So pour one out for my binge drinking career. I suppose it’s time I learned to drink in moderation or <gasp> not at all. I’m officially lame; I’m sure you’ll tell me in the comments. My karaoke will probably suffer. I’m sorry, Ali Baba. I’ll surely retire from ironically dancing with glowsticks at weddings and around campfires. I will undoubtedly have more tact and be less funny and will feel awkward even more than I already do. GOOD TIMES. This doesn’t mean I’m not going to drink. I just won’t view every social occasion as an opportunity to get lit and I can appreciate the quality of beer instead of the quantity.
Annnnnnnnd, start mocking comments…….NOW.






(On May 11th, 2010 at 10:10 am)
“I just won’t view every social occasion as an opportunity to get lit and I can appreciate the quality of beer instead of the quantity.”
This!
Welcome my Middle-Age World. We’ve been waiting for you!
(On May 11th, 2010 at 10:11 am)
So, my body doesn’t break alcohol down properly. It is basically poison to my system. I have never been drunk in my life because I can only get as far as a buzz from 3 drinks and then I am SICK AS A DOG. As in, praying for death sick. And I don’t mean the next day, I mean within an hour. And that’s even if I have those 3 drinks with a meal, over the course of an evening. So yeah, I can only ever have one beer, if at all. And the hard stuff? Almost never – a gin and tonic or some Baileys now and then.
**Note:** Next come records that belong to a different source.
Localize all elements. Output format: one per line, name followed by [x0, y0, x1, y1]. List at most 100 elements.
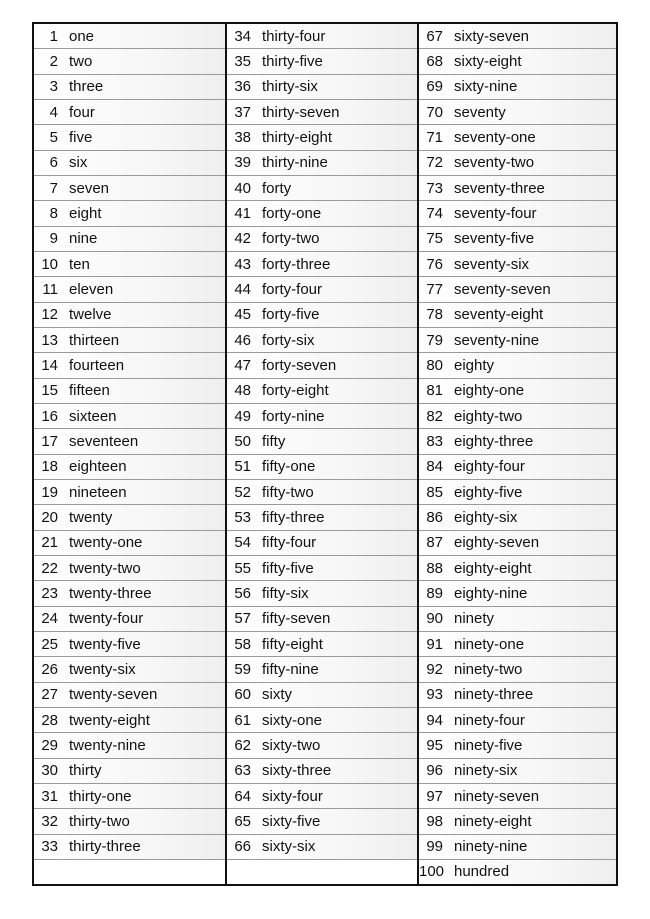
- table-row: 48 forty-eight: [227, 378, 417, 404]
- number-cell: 14: [41, 356, 58, 374]
- number-cell: 89: [426, 584, 443, 602]
- word-cell: forty-one: [262, 204, 322, 222]
- number-cell: 72: [426, 154, 443, 172]
- table-row: 70 seventy: [419, 99, 616, 126]
- number-cell: 49: [234, 407, 251, 425]
- table-row: 99 ninety-nine: [419, 834, 616, 860]
- table-row: 63 sixty-three: [227, 758, 417, 784]
- number-cell: 30: [41, 762, 58, 780]
- empty-row: [227, 859, 417, 885]
- word-cell: twelve: [69, 306, 112, 324]
- word-cell: eighty-three: [454, 432, 534, 450]
- word-cell: thirty-two: [69, 812, 130, 830]
- number-cell: 25: [41, 635, 58, 653]
- number-cell: 57: [234, 610, 251, 628]
- number-cell: 47: [234, 356, 251, 374]
- number-cell: 55: [234, 559, 251, 577]
- table-row: 57 fifty-seven: [227, 606, 417, 632]
- word-cell: twenty-two: [69, 559, 141, 577]
- word-cell: eighty-nine: [454, 584, 528, 602]
- number-cell: 40: [234, 179, 251, 197]
- word-cell: twenty-three: [69, 584, 152, 602]
- number-cell: 2: [49, 52, 58, 70]
- word-cell: sixty-two: [262, 736, 321, 754]
- word-cell: twenty-four: [69, 610, 144, 628]
- number-cell: 22: [41, 559, 58, 577]
- word-cell: seventeen: [69, 432, 139, 450]
- number-cell: 31: [41, 787, 58, 805]
- word-cell: fifty-seven: [262, 610, 331, 628]
- word-cell: thirty-nine: [262, 154, 328, 172]
- word-cell: sixty-one: [262, 711, 323, 729]
- word-cell: eighty-two: [454, 407, 523, 425]
- word-cell: ninety-seven: [454, 787, 540, 805]
- table-row: 50 fifty: [227, 429, 417, 455]
- number-cell: 93: [426, 686, 443, 704]
- number-cell: 8: [49, 204, 58, 222]
- word-cell: four: [69, 103, 95, 121]
- word-cell: forty-three: [262, 255, 331, 273]
- number-cell: 73: [426, 179, 443, 197]
- number-cell: 50: [234, 432, 251, 450]
- number-cell: 95: [426, 736, 443, 754]
- number-cell: 58: [234, 635, 251, 653]
- table-row: 13 thirteen: [34, 327, 225, 354]
- table-row: 79 seventy-nine: [419, 327, 616, 354]
- word-cell: thirty-four: [262, 27, 326, 45]
- table-row: 98 ninety-eight: [419, 809, 616, 835]
- number-cell: 64: [234, 787, 251, 805]
- table-row: 80 eighty: [419, 353, 616, 379]
- word-cell: sixty-six: [262, 838, 316, 856]
- word-cell: ninety-two: [454, 660, 523, 678]
- word-cell: fifteen: [69, 382, 110, 400]
- word-cell: seventy-six: [454, 255, 530, 273]
- table-row: 41 forty-one: [227, 201, 417, 227]
- word-cell: ninety-nine: [454, 838, 528, 856]
- table-row: 30 thirty: [34, 758, 225, 784]
- table-row: 40 forty: [227, 175, 417, 202]
- word-cell: thirty-five: [262, 52, 323, 70]
- word-cell: two: [69, 52, 93, 70]
- number-cell: 75: [426, 230, 443, 248]
- number-cell: 23: [41, 584, 58, 602]
- number-cell: 94: [426, 711, 443, 729]
- table-row: 86 eighty-six: [419, 505, 616, 531]
- word-cell: seventy-four: [454, 204, 537, 222]
- number-cell: 96: [426, 762, 443, 780]
- number-cell: 52: [234, 483, 251, 501]
- word-cell: twenty-one: [69, 534, 143, 552]
- table-row: 26 twenty-six: [34, 657, 225, 683]
- number-cell: 100: [419, 863, 445, 881]
- number-cell: 74: [426, 204, 443, 222]
- number-cell: 20: [41, 508, 58, 526]
- table-row: 35 thirty-five: [227, 49, 417, 75]
- word-cell: fifty-three: [262, 508, 325, 526]
- number-cell: 69: [426, 78, 443, 96]
- number-cell: 77: [426, 280, 443, 298]
- word-cell: three: [69, 78, 104, 96]
- number-cell: 44: [234, 280, 251, 298]
- table-row: 18 eighteen: [34, 454, 225, 480]
- table-row: 31 thirty-one: [34, 783, 225, 810]
- table-row: 51 fifty-one: [227, 454, 417, 480]
- table-row: 81 eighty-one: [419, 378, 616, 404]
- word-cell: nineteen: [69, 483, 127, 501]
- word-cell: seventy-three: [454, 179, 545, 197]
- table-row: 53 fifty-three: [227, 505, 417, 531]
- table-row: 3 three: [34, 74, 225, 100]
- number-cell: 80: [426, 356, 443, 374]
- word-cell: fifty: [262, 432, 286, 450]
- number-cell: 39: [234, 154, 251, 172]
- word-cell: eleven: [69, 280, 114, 298]
- table-row: 64 sixty-four: [227, 783, 417, 810]
- number-cell: 11: [42, 280, 58, 298]
- table-row: 47 forty-seven: [227, 353, 417, 379]
- table-row: 22 twenty-two: [34, 555, 225, 582]
- table-row: 67 sixty-seven: [419, 24, 616, 50]
- table-row: 25 twenty-five: [34, 631, 225, 658]
- table-row: 84 eighty-four: [419, 454, 616, 480]
- number-cell: 82: [426, 407, 443, 425]
- table-row: 75 seventy-five: [419, 226, 616, 252]
- number-cell: 3: [49, 78, 58, 96]
- number-cell: 53: [234, 508, 251, 526]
How’s about that for lame?!
But srsly, I don’t think alcohol consumption and lameness/radness are even related. You may be lame, but it’s not because you can’t drink heavily anymore.
(On May 11th, 2010 at 10:44 am)
Sounds a lot like my weekend except I drank wine. I will never master drinking in moderation. So, wagon, here I come. At least for a few weeks, anyway. I’m not going to lie to myself.
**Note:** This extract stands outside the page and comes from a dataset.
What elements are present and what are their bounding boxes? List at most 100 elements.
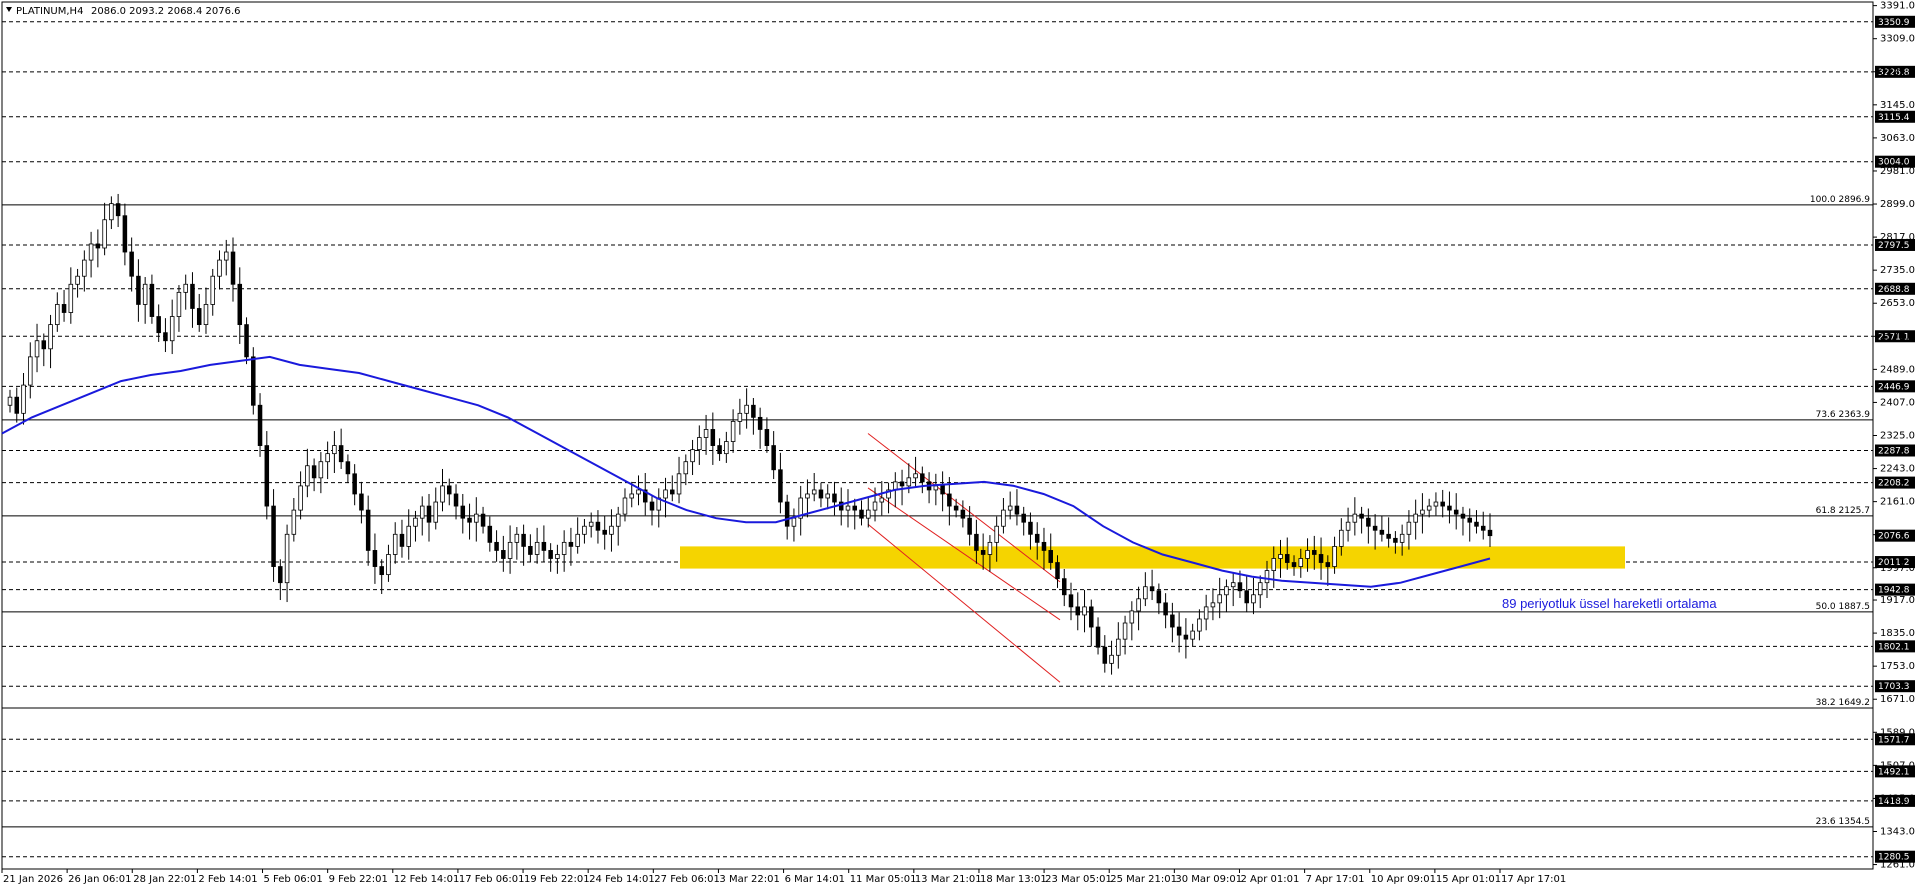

(On May 11th, 2010 at 11:05 am)
Pussy.
(On May 11th, 2010 at 11:20 am)
Does this mean you’re not getting kegs for backyard trivia?
(On May 11th, 2010 at 11:22 am)
Kim–Do you think I want to lose ALL my friends?
(On May 11th, 2010 at 1:13 pm)
I dare you to try to hang out at Council Bluffs beach one Saturday this summer and NOT take in a few (12pk) of beer. DARE YOU!
(On May 11th, 2010 at 2:20 pm)
Does this mean we can’t get drunk together at BlogHer?
Also…you look really good. For an old person.
(On May 11th, 2010 at 3:25 pm)
Cry me a river, daughter. Just means you have moved into the “cheap” drunk category. And since you aren’t working much for pay – being a cheap drunk is OK!
(On May 11th, 2010 at 5:14 pm)
That’s it…..friendship over.
(On May 11th, 2010 at 5:40 pm)
I’m kidding. I love you AND your lameness.